Monday, January 19, 2009

Wireless Networking Follow Up Interview with Celeno's Lior Weiss

Thank you Lior Weiss, VP of Marketing of Celeno for your responses!

For purposes of our blog, can you please reiterate the range at which your solution is most likely going to be used?
Celeno targets multi-room or whole-home applications. We quote 40m (120ft), 4 brick walls, 3+ floors, but granted this is a statistical factor depending on the actual home where the set up is. These particular numbers have been tested multiple times in European-style built homes which are even “harder” then north American home, as they are built with thicker interior walls from tougher materials such as bricks, ceramics, etc.

Can you explain “lossless compression”? How would you answer the criticism that you’re compromising the quality of the video with expensive and proprietary solutions?

Well, for one our solution is not proprietary and this is important. We believe we have the only solution which is fully standards based: WiFi radio technology and H.264 compression technology. Expensive is also a relative term, but suffice to say that as a standards based solution it has the ability to enjoy the aggressive price curve of the 802.11n mass market for example. As far as “lossless compression”: First, I would say that other than 60GHz technology all other technologies use some kind of lossy compression. And even 60GHz technology will need to use compression in the future as video quality scales up and adds higher resolutions, deeper color depths and higher frame rates. All digital media is lossy compressed, otherwise it would have been impossible to get HD video to the consumer. In fact even IPTV and Blu-Ray normally use H.264 lossy compression. Now, when combining radio technologies to send the video over the air, compression becomes even more important. Lossy compression is the only efficient-enough technique to send over the air video over distances while mitigating the fluctuations of the radio channel capacity. The trick is to build a solution that will work this out with “Perceived lossless” quality to the human eye and even more so – doing it in a standard way. It is a fact that WiFi+H.264 built correctly (with high enough throughputs and zero packet error rate) achieves “Perceived lossless” video quality over distances and robustly enough while being standards-based and achieving the right price points. The importance of standards-based is clear when one watches WiFi technology embedded into TV’s anyway for Widgets and over the top video delivery.

As a follow-up, is “wireless HDMI” really a term that can and should be used to describe these solutions?

We sometime use also Wireless HD. But typically we use Wireless HDMI to differentiate and stress that real-time compression is required vs. Wireless HD where video comes in already compressed in the home network (for example in an IPTV deployment)

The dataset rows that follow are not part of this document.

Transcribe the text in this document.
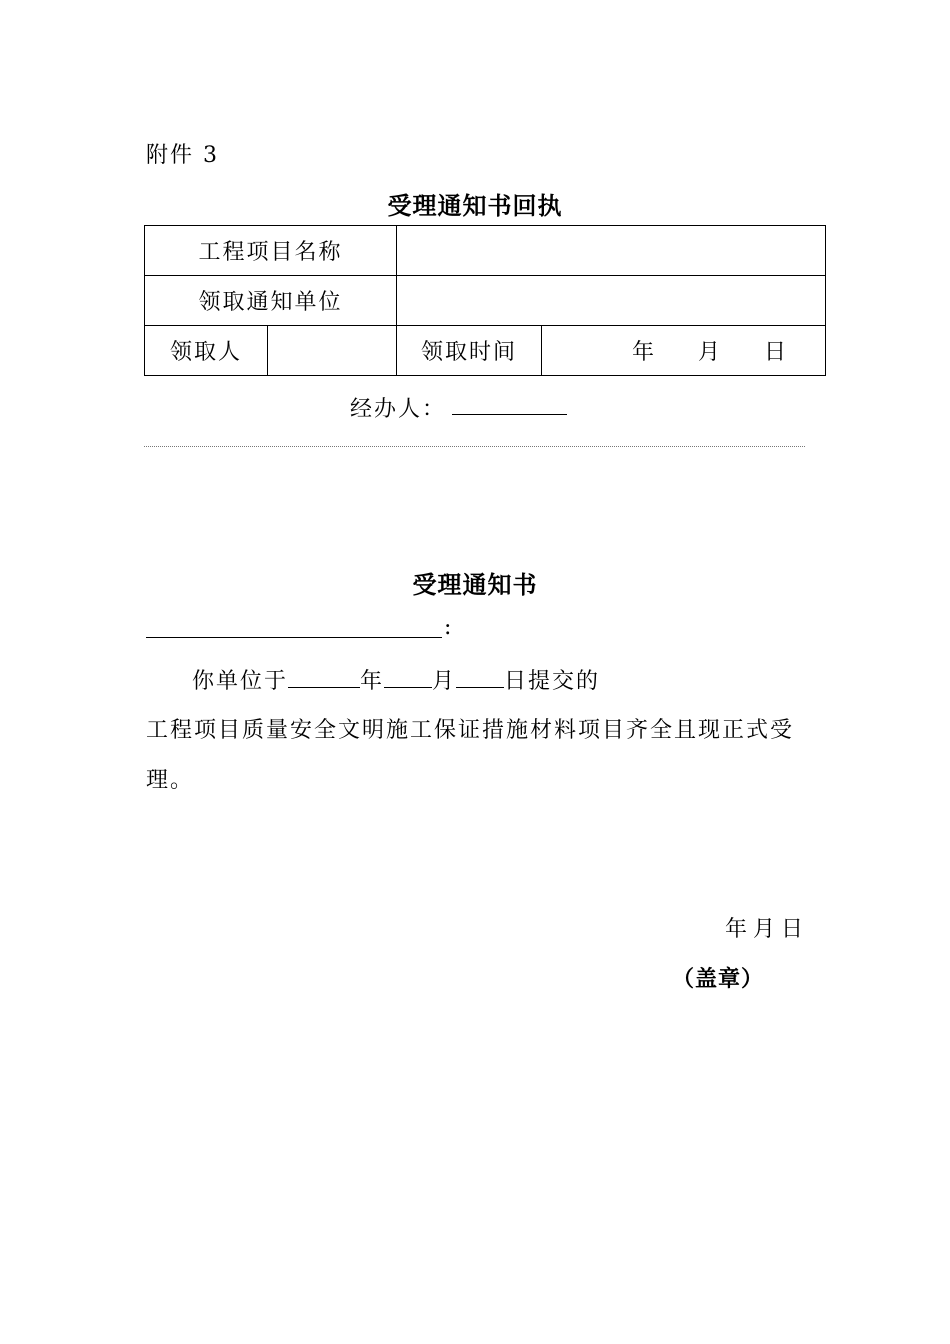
附件 3
受理通知书回执
工程项目名称			
领取通知单位			
领取人		领取时间	年 月 日
经办人：
受理通知书
:
你单位于	年 月 日提交的
工程项目质量安全文明施工保证措施材料项目齐全且现正式受
理。
年月日
（盖章）
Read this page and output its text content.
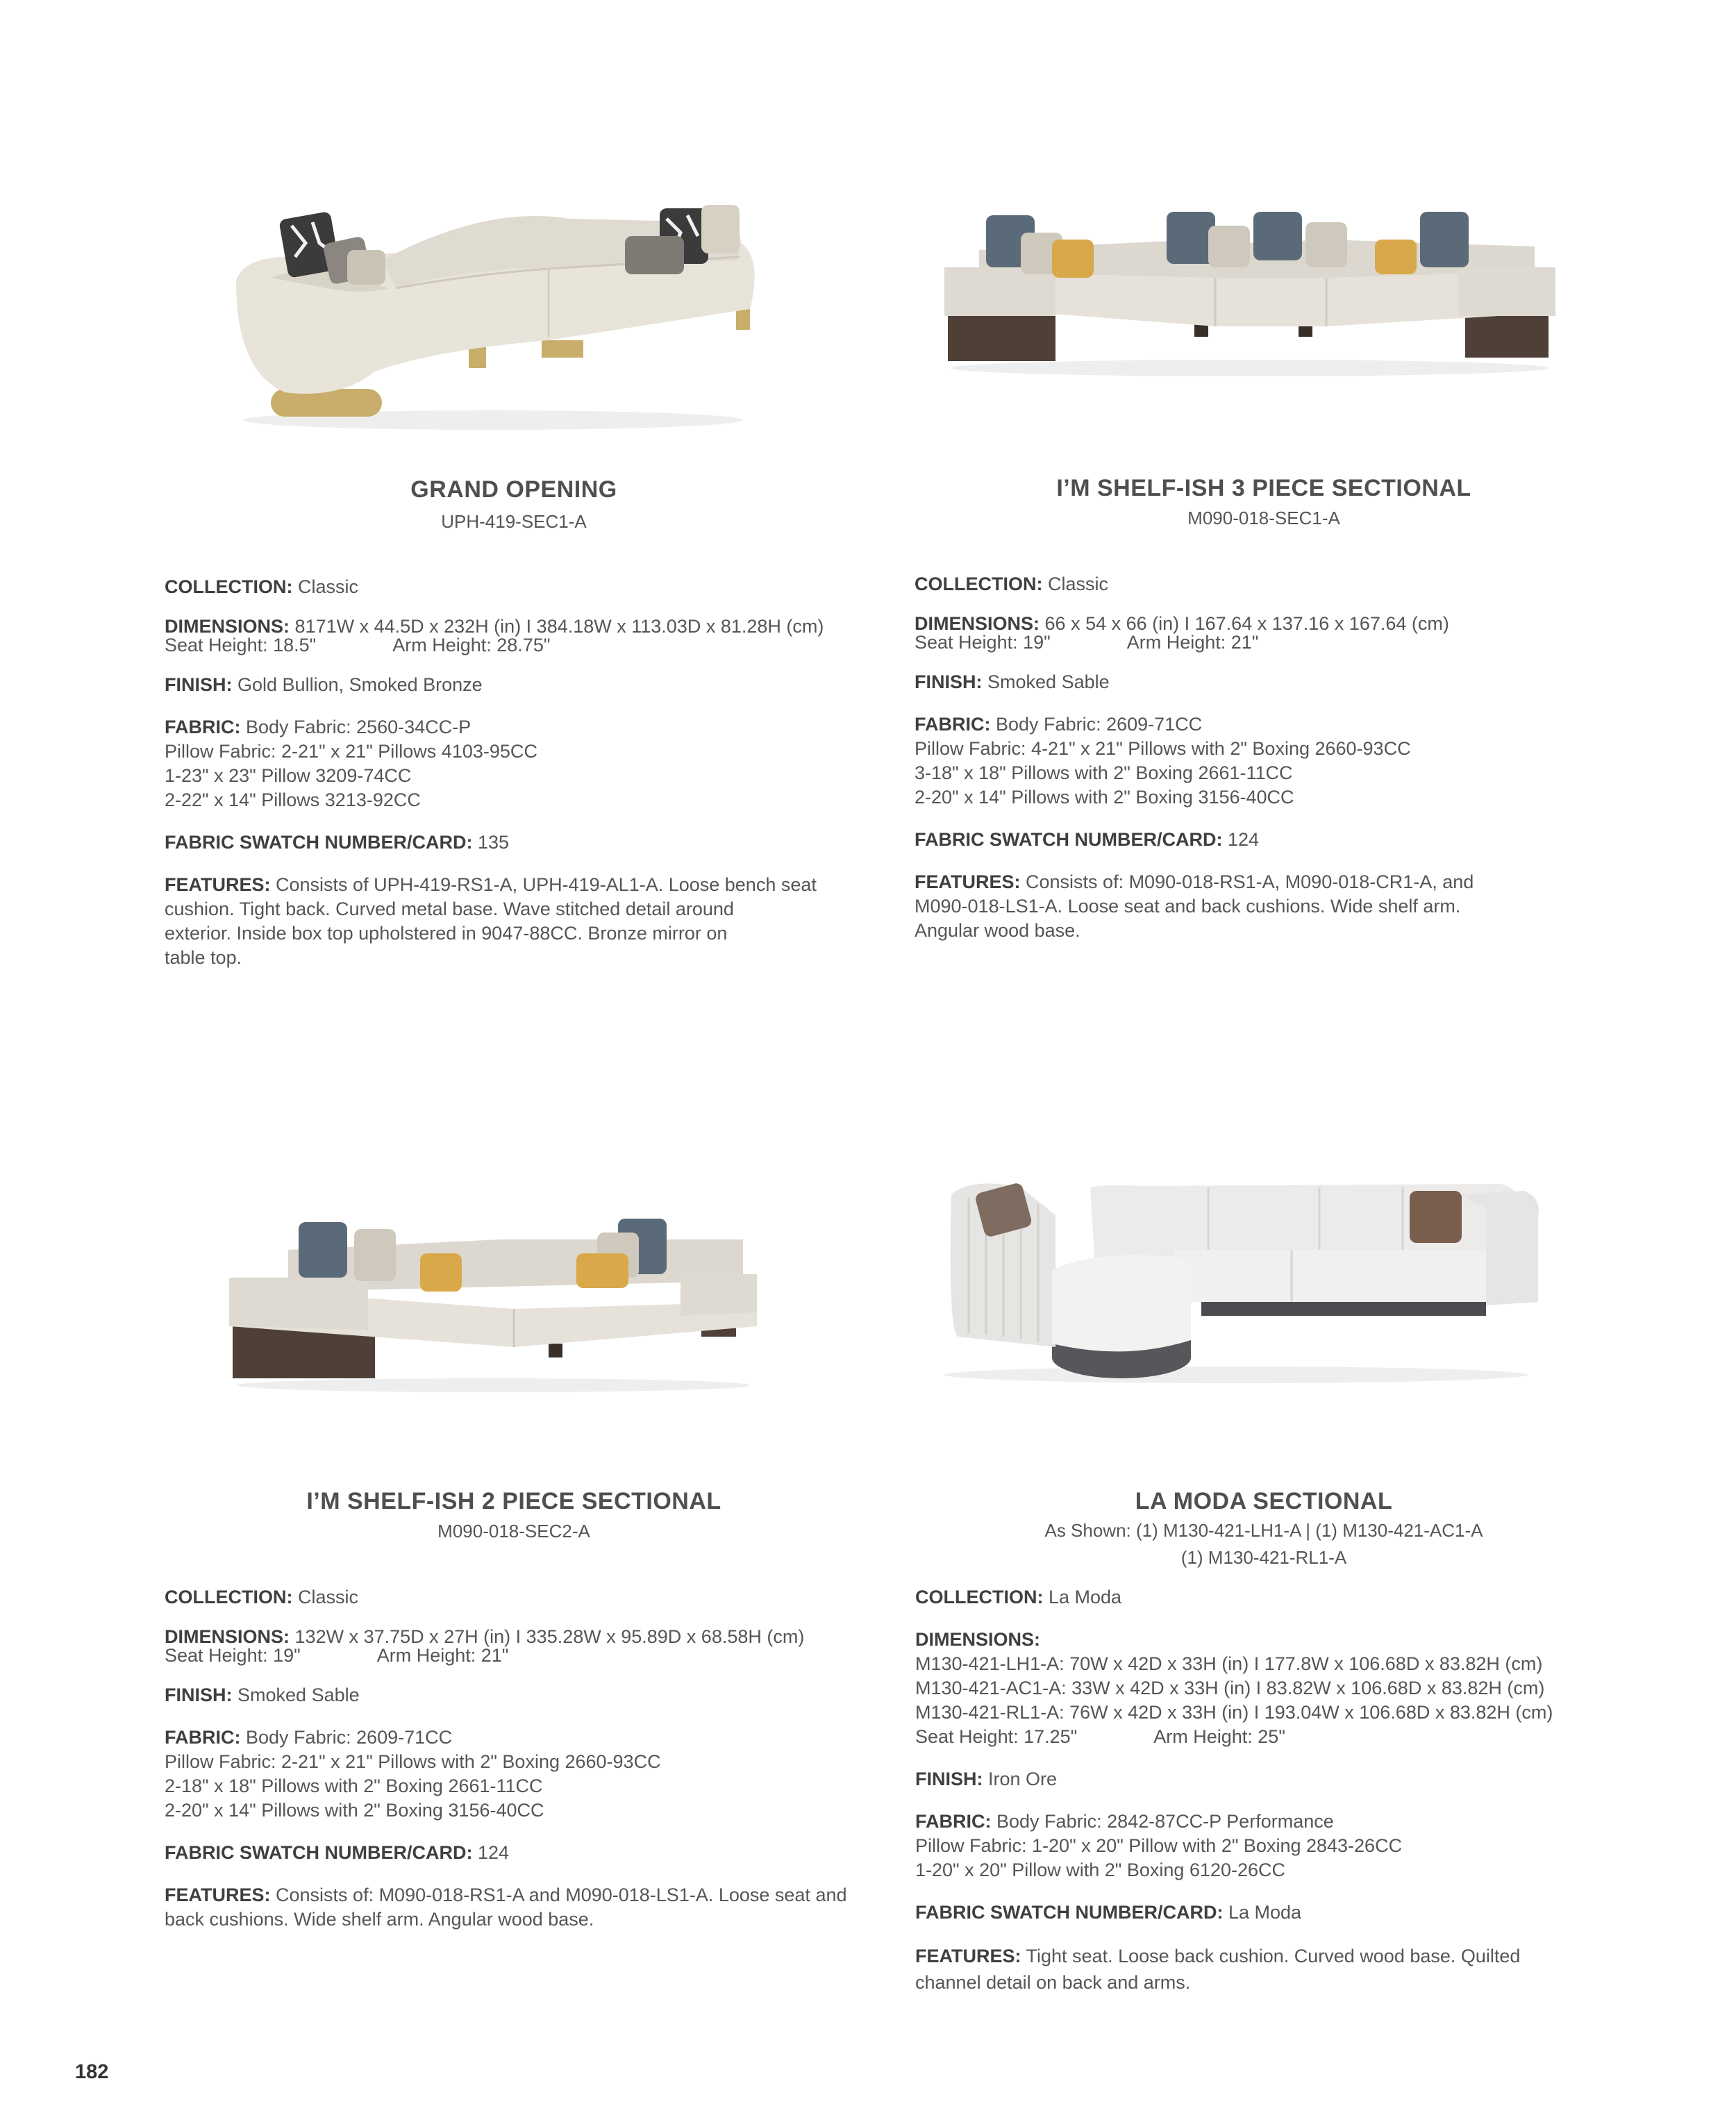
GRAND OPENING
UPH-419-SEC1-A
COLLECTION: Classic
DIMENSIONS: 8171W x 44.5D x 232H (in) I 384.18W x 113.03D x 81.28H (cm)
Seat Height: 18.5"	Arm Height: 28.75"
FINISH: Gold Bullion, Smoked Bronze
FABRIC: Body Fabric: 2560-34CC-P
Pillow Fabric: 2-21" x 21" Pillows 4103-95CC
1-23" x 23" Pillow 3209-74CC
2-22" x 14" Pillows 3213-92CC
FABRIC SWATCH NUMBER/CARD: 135
FEATURES: Consists of UPH-419-RS1-A, UPH-419-AL1-A. Loose bench seat
cushion. Tight back. Curved metal base. Wave stitched detail around
exterior. Inside box top upholstered in 9047-88CC. Bronze mirror on
table top.
I’M SHELF-ISH 3 PIECE SECTIONAL
M090-018-SEC1-A
COLLECTION: Classic
DIMENSIONS: 66 x 54 x 66 (in) I 167.64 x 137.16 x 167.64 (cm)
Seat Height: 19"	Arm Height: 21"
FINISH: Smoked Sable
FABRIC: Body Fabric: 2609-71CC
Pillow Fabric: 4-21" x 21" Pillows with 2" Boxing 2660-93CC
3-18" x 18" Pillows with 2" Boxing 2661-11CC
2-20" x 14" Pillows with 2" Boxing 3156-40CC
FABRIC SWATCH NUMBER/CARD: 124
FEATURES: Consists of: M090-018-RS1-A, M090-018-CR1-A, and
M090-018-LS1-A. Loose seat and back cushions. Wide shelf arm.
Angular wood base.
I’M SHELF-ISH 2 PIECE SECTIONAL
M090-018-SEC2-A
COLLECTION: Classic
DIMENSIONS: 132W x 37.75D x 27H (in) I 335.28W x 95.89D x 68.58H (cm)
Seat Height: 19"	Arm Height: 21"
FINISH: Smoked Sable
FABRIC: Body Fabric: 2609-71CC
Pillow Fabric: 2-21" x 21" Pillows with 2" Boxing 2660-93CC
2-18" x 18" Pillows with 2" Boxing 2661-11CC
2-20" x 14" Pillows with 2" Boxing 3156-40CC
FABRIC SWATCH NUMBER/CARD: 124
FEATURES: Consists of: M090-018-RS1-A and M090-018-LS1-A. Loose seat and
back cushions. Wide shelf arm. Angular wood base.
LA MODA SECTIONAL
As Shown: (1) M130-421-LH1-A | (1) M130-421-AC1-A
(1) M130-421-RL1-A
COLLECTION: La Moda
DIMENSIONS:
M130-421-LH1-A: 70W x 42D x 33H (in) I 177.8W x 106.68D x 83.82H (cm)
M130-421-AC1-A: 33W x 42D x 33H (in) I 83.82W x 106.68D x 83.82H (cm)
M130-421-RL1-A: 76W x 42D x 33H (in) I 193.04W x 106.68D x 83.82H (cm)
Seat Height: 17.25"	Arm Height: 25"
FINISH: Iron Ore
FABRIC: Body Fabric: 2842-87CC-P Performance
Pillow Fabric: 1-20" x 20" Pillow with 2" Boxing 2843-26CC
1-20" x 20" Pillow with 2" Boxing 6120-26CC
FABRIC SWATCH NUMBER/CARD: La Moda
FEATURES: Tight seat. Loose back cushion. Curved wood base. Quilted
channel detail on back and arms.
182
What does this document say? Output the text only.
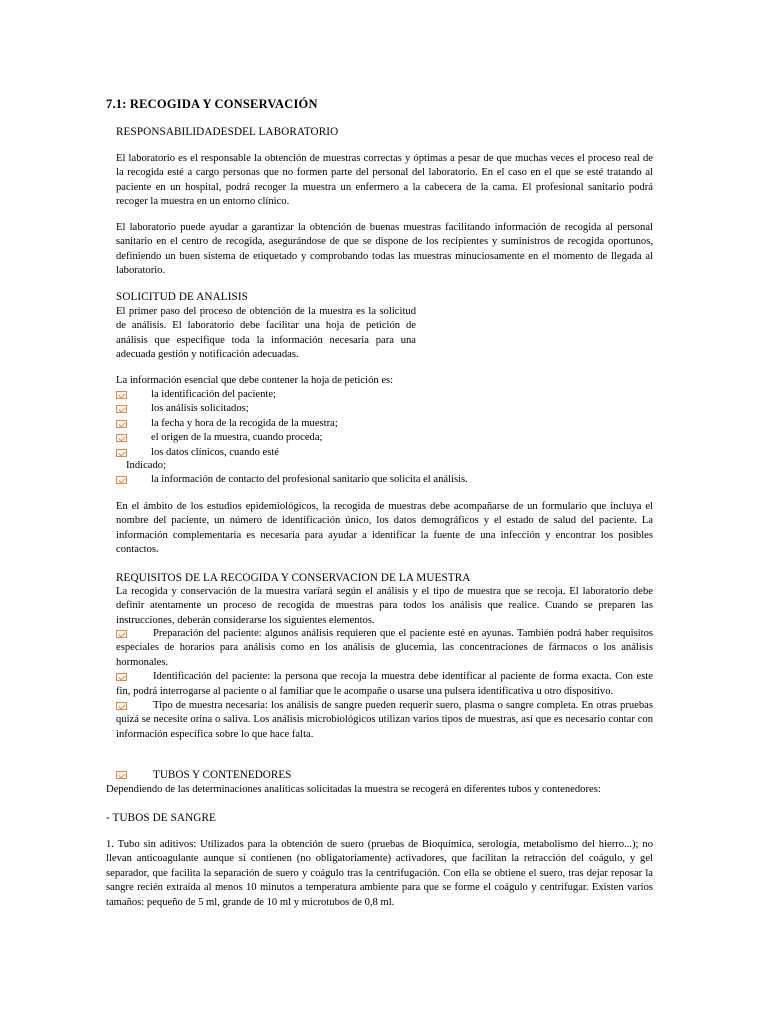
7.1: RECOGIDA Y CONSERVACIÓN
RESPONSABILIDADESDEL LABORATORIO
El laboratorio es el responsable la obtención de muestras correctas y óptimas a pesar de que muchas veces el proceso real de la recogida esté a cargo personas que no formen parte del personal del laboratorio. En el caso en el que se esté tratando al paciente en un hospital, podrá recoger la muestra un enfermero a la cabecera de la cama. El profesional sanitario podrá recoger la muestra en un entorno clínico.
El laboratorio puede ayudar a garantizar la obtención de buenas muestras facilitando información de recogida al personal sanitario en el centro de recogida, asegurándose de que se dispone de los recipientes y suministros de recogida oportunos, definiendo un buen sistema de etiquetado y comprobando todas las muestras minuciosamente en el momento de llegada al laboratorio.
SOLICITUD DE ANALISIS
El primer paso del proceso de obtención de la muestra es la solicitud de análisis. El laboratorio debe facilitar una hoja de petición de análisis que especifique toda la información necesaria para una adecuada gestión y notificación adecuadas.
La información esencial que debe contener la hoja de petición es:
la identificación del paciente;
los análisis solicitados;
la fecha y hora de la recogida de la muestra;
el origen de la muestra, cuando proceda;
los datos clínicos, cuando esté
Indicado;
la información de contacto del profesional sanitario que solicita el análisis.
En el ámbito de los estudios epidemiológicos, la recogida de muestras debe acompañarse de un formulario que incluya el nombre del paciente, un número de identificación único, los datos demográficos y el estado de salud del paciente. La información complementaria es necesaria para ayudar a identificar la fuente de una infección y encontrar los posibles contactos.
REQUISITOS DE LA RECOGIDA Y CONSERVACION DE LA MUESTRA
La recogida y conservación de la muestra variará según el análisis y el tipo de muestra que se recoja. El laboratorio debe definir atentamente un proceso de recogida de muestras para todos los análisis que realice. Cuando se preparen las instrucciones, deberán considerarse los siguientes elementos.
Preparación del paciente: algunos análisis requieren que el paciente esté en ayunas. También podrá haber requisitos especiales de horarios para análisis como en los análisis de glucemia, las concentraciones de fármacos o los análisis hormonales.
Identificación del paciente: la persona que recoja la muestra debe identificar al paciente de forma exacta. Con este fin, podrá interrogarse al paciente o al familiar que le acompañe o usarse una pulsera identificativa u otro dispositivo.
Tipo de muestra necesaria: los análisis de sangre pueden requerir suero, plasma o sangre completa. En otras pruebas quizá se necesite orina o saliva. Los análisis microbiológicos utilizan varios tipos de muestras, así que es necesario contar con información específica sobre lo que hace falta.
TUBOS Y CONTENEDORES
Dependiendo de las determinaciones analíticas solicitadas la muestra se recogerá en diferentes tubos y contenedores:
- TUBOS DE SANGRE
1. Tubo sin aditivos: Utilizados para la obtención de suero (pruebas de Bioquímica, serología, metabolismo del hierro...); no llevan anticoagulante aunque sí contienen (no obligatoriamente) activadores, que facilitan la retracción del coágulo, y gel separador, que facilita la separación de suero y coágulo tras la centrifugación. Con ella se obtiene el suero, tras dejar reposar la sangre recién extraída al menos 10 minutos a temperatura ambiente para que se forme el coágulo y centrifugar. Existen varios tamaños: pequeño de 5 ml, grande de 10 ml y microtubos de 0,8 ml.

What are we realistically looking at for BoM costs to implement your solutions? What is your expectation going forward for where we’ll see the BoM costs?

BoM is really a question of volume and timing. But with 802.11n chipsets solutions hitting already the sub-$10 mark, suffice to say we believe the combination of WiFi and H.264 is a winner in the long run. Also, when one considers BoM , one needs to take into calculation the bigger picture. With WiFi radio technology there are greater efficiencies as on the TV receiving side – WiFi is already mandatory as well as H.264 decoders for over-the-top services as well as widgets. So BoM is shared over applications !

How does your solution play internationally in light of regulatory or other restrictions?

With WiFi being standards-based we don’t have any regulatory issues.